El pasado 31 de marzo los seis poderes mundiales (los cinco miembros del Consejo de Seguridad de la ONU y Alemania), liderados por la Casa Blanca, alcanzaron un acuerdo preliminar con la República Islámica en torno al programa atómico que viene desarrollando ésta desde hace más de treinta años. Los términos tendrán que fijados antes del 30 de junio, fecha en la que se hará público el acuerdo definitivo.

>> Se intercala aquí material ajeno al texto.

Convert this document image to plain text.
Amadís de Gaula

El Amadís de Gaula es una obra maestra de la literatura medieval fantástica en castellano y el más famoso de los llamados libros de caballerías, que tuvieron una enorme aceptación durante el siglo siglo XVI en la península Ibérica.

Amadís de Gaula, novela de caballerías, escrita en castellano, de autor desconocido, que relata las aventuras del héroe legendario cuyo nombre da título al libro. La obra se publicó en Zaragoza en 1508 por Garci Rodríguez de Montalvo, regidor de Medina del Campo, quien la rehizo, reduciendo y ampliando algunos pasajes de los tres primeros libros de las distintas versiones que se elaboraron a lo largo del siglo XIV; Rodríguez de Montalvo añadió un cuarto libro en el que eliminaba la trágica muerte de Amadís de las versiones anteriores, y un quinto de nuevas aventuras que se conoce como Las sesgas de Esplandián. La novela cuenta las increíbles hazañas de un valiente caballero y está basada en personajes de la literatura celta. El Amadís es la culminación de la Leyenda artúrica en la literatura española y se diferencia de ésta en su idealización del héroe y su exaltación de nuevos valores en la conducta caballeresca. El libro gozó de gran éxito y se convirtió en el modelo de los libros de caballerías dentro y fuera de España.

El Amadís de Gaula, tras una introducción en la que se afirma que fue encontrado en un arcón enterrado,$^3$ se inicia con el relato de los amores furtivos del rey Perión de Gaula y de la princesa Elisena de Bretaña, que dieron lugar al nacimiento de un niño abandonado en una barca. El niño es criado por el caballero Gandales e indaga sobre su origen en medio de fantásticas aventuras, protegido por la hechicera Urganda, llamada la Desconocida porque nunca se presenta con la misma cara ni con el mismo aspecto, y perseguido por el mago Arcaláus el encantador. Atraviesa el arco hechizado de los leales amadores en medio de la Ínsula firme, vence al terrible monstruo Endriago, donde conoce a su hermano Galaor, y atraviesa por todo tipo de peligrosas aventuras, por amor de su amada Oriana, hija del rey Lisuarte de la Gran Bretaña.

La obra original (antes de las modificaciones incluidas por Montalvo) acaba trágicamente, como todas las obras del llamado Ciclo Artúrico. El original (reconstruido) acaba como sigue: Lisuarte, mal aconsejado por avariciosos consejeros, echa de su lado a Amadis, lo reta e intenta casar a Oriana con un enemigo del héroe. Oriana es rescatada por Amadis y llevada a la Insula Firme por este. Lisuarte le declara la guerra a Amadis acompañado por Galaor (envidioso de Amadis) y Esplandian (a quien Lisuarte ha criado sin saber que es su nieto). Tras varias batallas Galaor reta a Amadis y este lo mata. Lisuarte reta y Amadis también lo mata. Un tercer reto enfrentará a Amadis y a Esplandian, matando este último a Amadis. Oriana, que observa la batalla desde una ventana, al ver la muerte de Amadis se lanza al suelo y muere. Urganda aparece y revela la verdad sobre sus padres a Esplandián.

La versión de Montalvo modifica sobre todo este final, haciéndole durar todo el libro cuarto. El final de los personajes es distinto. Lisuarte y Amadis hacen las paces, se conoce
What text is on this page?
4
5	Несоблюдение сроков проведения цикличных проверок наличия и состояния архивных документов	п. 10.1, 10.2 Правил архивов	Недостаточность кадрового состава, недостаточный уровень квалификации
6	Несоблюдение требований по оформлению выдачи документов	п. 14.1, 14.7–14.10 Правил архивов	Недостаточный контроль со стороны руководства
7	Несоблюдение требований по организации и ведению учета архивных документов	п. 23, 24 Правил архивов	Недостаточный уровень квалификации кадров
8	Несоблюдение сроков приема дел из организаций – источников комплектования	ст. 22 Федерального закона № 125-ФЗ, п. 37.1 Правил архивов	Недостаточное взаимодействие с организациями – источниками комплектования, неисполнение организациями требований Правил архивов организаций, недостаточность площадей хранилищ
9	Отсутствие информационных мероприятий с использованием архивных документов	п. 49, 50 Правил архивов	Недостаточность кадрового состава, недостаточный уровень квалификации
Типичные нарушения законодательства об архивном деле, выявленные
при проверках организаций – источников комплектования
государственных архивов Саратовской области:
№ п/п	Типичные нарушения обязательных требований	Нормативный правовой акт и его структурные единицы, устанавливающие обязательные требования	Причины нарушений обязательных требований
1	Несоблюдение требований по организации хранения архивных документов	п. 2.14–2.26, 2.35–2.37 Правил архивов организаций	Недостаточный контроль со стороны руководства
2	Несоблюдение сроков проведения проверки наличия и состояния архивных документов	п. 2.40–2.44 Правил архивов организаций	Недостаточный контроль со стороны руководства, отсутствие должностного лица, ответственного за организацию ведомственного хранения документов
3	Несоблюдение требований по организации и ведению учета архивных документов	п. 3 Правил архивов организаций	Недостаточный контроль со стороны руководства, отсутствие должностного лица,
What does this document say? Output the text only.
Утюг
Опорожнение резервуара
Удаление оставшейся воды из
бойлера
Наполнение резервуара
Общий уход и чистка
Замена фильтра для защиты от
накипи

Vendido por Washington a la opinión pública como un pacto histórico que garantizará la paz y la estabilidad de Oriente Medio para las próximas décadas, lo cierto es que este acuerdo marco sólo limita sobre el papel la posibilidad de que Irán cuente con la bomba atómica. Los compromisos arrancados a Teherán son tan modestos y la capacidad de ocultación del régimen de los ayatolás tan constante en el tiempo (en 2002 se descubrió que los iraníes tenían un programa atómico secreto desde 1984) que la creencia de que la firma de este documento vaya a erradicar el riesgo de un Irán con armamento nuclear exige grandes dosis de ingenuidad.
Pero ¿en qué consiste este acuerdo de las superpotencias con Irán?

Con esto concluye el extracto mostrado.